The government also tried to use the Third Party Doctrine to salvage its warrantless search, but the court refuses to be sold on this bad idea.
This Court need not address whether the third party doctrine is “ill suited to the digital age, in which people reveal a great deal of information about themselves to third parties in the course of carrying out mundane tasks,” United States v. Jones, 132 S. Ct. 945, 957 (2012) (Sotomayer, J., concurring), because even under the historic framework of the doctrine, it is not available to the Government here. The doctrine applies when a party “voluntarily turns over [information] to third parties.” Smith v. Maryland, 442 U.S. 735, 744 (1979) […] However, the location information detected by a cell-site simulator is different in kind from pen register information: it is neither initiated by the user nor sent to a third party.
Unlike CSLI, the “pings” picked up by the cell-site simulator are not transmitted in the normal course of the phone’s operation. Rather, “cell site simulators actively locate phones by forcing them to repeatedly transmit their unique identifying electronic serial numbers, and then calculating the signal strength until the target phone is pinpointed.”
These points are good. The following, though, is even better. The court finds the government can’t attempt to use the Third Party Doctrine when it has chosen to act as the “third party” in this equation.
For both the pen register and CSLI, the Government ultimately obtains the information from the service provider who is keeping a record of the information. With the cell-site simulator, the Government cuts out the middleman and obtains the information directly. Without a third party, the third party doctrine is inapplicable.
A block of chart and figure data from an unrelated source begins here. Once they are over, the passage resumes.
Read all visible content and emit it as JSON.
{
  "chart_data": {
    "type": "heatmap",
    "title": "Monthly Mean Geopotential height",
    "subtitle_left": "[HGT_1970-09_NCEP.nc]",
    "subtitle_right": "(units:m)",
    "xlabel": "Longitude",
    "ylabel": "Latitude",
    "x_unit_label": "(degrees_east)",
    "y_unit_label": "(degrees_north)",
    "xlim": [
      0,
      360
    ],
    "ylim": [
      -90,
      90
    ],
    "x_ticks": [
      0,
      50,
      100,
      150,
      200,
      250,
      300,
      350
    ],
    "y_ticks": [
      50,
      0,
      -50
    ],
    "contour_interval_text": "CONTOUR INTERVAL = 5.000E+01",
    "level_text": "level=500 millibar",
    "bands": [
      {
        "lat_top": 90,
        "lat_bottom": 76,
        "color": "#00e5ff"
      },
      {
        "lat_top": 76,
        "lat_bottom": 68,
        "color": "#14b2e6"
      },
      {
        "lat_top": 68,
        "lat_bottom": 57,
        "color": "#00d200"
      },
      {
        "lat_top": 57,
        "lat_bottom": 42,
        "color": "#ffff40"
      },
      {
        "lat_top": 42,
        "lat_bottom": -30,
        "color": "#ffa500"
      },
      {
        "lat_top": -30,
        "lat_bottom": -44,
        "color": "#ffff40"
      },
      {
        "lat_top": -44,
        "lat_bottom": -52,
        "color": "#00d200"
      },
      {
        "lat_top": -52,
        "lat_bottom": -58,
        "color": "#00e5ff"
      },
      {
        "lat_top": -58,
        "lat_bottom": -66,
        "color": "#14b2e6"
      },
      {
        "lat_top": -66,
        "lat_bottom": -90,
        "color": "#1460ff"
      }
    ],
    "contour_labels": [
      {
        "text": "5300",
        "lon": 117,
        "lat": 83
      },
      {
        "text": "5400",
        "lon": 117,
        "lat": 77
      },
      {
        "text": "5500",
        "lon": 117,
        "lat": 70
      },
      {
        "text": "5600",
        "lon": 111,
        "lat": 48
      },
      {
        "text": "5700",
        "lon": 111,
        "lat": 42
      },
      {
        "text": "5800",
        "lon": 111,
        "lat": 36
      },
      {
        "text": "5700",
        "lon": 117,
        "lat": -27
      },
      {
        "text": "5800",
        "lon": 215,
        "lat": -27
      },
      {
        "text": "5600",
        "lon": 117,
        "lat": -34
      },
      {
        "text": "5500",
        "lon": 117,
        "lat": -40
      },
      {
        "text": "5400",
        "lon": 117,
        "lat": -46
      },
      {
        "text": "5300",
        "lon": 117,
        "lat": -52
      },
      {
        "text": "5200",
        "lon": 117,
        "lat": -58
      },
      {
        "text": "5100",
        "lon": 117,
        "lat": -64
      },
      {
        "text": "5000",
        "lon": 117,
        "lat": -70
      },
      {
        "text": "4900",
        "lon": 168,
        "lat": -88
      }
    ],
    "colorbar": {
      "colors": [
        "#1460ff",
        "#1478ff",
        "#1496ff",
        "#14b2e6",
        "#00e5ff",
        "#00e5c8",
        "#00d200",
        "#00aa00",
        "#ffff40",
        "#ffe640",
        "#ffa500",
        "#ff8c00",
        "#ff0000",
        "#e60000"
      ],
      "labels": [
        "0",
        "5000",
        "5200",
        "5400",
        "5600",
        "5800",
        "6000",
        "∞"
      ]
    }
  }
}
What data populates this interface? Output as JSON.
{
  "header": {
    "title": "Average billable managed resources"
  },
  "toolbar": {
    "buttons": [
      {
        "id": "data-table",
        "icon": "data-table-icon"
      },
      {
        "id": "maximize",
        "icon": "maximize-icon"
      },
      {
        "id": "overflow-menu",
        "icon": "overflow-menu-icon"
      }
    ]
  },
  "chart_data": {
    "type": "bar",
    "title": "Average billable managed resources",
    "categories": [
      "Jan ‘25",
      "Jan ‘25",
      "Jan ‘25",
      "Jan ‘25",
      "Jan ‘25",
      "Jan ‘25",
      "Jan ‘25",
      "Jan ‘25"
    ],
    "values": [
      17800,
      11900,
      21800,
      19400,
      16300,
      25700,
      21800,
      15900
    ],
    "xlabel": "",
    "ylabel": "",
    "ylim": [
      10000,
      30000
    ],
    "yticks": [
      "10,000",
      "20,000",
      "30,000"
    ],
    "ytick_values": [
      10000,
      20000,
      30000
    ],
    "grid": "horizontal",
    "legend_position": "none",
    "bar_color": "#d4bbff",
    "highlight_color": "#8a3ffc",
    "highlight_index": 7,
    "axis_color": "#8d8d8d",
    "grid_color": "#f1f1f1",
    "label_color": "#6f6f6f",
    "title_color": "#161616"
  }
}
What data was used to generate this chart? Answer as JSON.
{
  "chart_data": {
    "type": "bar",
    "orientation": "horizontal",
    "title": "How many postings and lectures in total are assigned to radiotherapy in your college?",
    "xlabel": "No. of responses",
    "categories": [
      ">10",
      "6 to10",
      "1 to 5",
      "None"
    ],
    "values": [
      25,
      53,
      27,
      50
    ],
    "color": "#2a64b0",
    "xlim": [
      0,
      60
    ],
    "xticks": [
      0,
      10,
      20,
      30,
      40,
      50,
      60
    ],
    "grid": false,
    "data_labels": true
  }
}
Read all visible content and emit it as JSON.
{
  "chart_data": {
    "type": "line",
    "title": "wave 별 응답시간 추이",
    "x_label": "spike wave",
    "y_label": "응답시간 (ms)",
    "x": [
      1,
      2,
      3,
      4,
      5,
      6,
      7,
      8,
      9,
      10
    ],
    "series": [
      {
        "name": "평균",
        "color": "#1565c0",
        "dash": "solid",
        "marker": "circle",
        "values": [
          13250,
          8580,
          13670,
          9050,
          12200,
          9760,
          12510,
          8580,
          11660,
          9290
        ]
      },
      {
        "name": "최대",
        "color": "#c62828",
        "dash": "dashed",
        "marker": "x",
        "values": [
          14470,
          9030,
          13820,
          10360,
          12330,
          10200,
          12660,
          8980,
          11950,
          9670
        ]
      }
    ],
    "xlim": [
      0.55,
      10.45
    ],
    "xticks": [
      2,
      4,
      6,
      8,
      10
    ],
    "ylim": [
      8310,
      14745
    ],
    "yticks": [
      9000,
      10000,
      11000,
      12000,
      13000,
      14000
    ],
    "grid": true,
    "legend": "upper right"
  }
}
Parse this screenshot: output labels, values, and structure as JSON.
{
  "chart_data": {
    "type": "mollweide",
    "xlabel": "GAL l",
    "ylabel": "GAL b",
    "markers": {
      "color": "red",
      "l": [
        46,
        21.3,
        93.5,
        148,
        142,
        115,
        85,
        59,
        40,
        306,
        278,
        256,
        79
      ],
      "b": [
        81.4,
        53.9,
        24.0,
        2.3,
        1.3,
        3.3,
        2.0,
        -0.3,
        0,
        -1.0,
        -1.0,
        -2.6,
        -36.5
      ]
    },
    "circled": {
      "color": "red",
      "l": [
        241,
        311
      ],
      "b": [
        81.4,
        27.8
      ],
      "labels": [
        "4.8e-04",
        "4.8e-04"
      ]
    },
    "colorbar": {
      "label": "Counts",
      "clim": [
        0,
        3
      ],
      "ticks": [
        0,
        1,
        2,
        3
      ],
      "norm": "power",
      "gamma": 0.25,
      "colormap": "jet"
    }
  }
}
The Second Circuit has yet to make a decision on the reasonable expectation of privacy in CSLI. If this is appealed, it may finally have to handle that question. Then again, CSLI is only partially implicated here and it may be able to let the Fourth Amendment’s reach be determined on a case-by-case basis until something more directly addressing the issue comes along. If nothing else, the ruling here should encourage more federal agencies operating in this district to get a warrant “just in case.” Then again, the secrecy surrounding Stingray devices discourages the creation of paper trails, so it may be that the government will continue to roll the Fourth Amendment dice until a higher court tells them otherwise.